Has a claim been undersettled?
Disappointed litigants who believe that their claim has been settled at an undervalue will often want to consider whether the advice they received which led to that settlement was negligent, and therefore whether there is a claim against their legal advisors.
The main issue in such claims is often whether it can be said to have been negligence on the part of the solicitor or barrister, as opposed to the numerous other factors during the litigation itself, which led to the settlement at an alleged undervalue. Indeed, given the costs and litigation risk factors which may have informed the advice, it may not have been negligent to reach a settlement at a particular figure, even if there is a possibility of a much better result.
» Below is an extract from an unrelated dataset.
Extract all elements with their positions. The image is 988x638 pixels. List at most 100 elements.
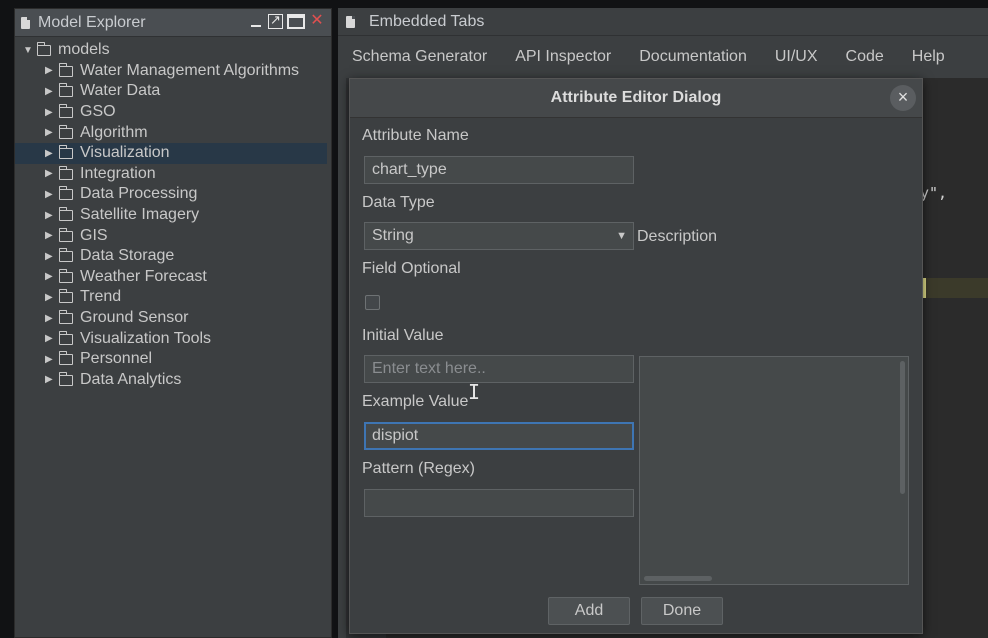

In this context, it is interesting that some organisations are specifically targeting personal injury claimants who have reached settlements, with the prospect of increased recovery from their former solicitors by pursuing a negligence claim on a no win no fee basis. The practice, which is often termed ‘cannibalism’, was highlighted in an article in the Law Society Gazette last year:
It remains to be seen how much of an increase of this type of claim we will see, but the low fixed costs which apply to many personal injury claims have inevitably made the risk of claims being settled at an undervalue much higher.
It also highlights the importance of obtaining good-quality representation in any litigation: it is surely preferable to get the right outcome in the first instance than to seek to rely on a potential negligence claim to top up the damages.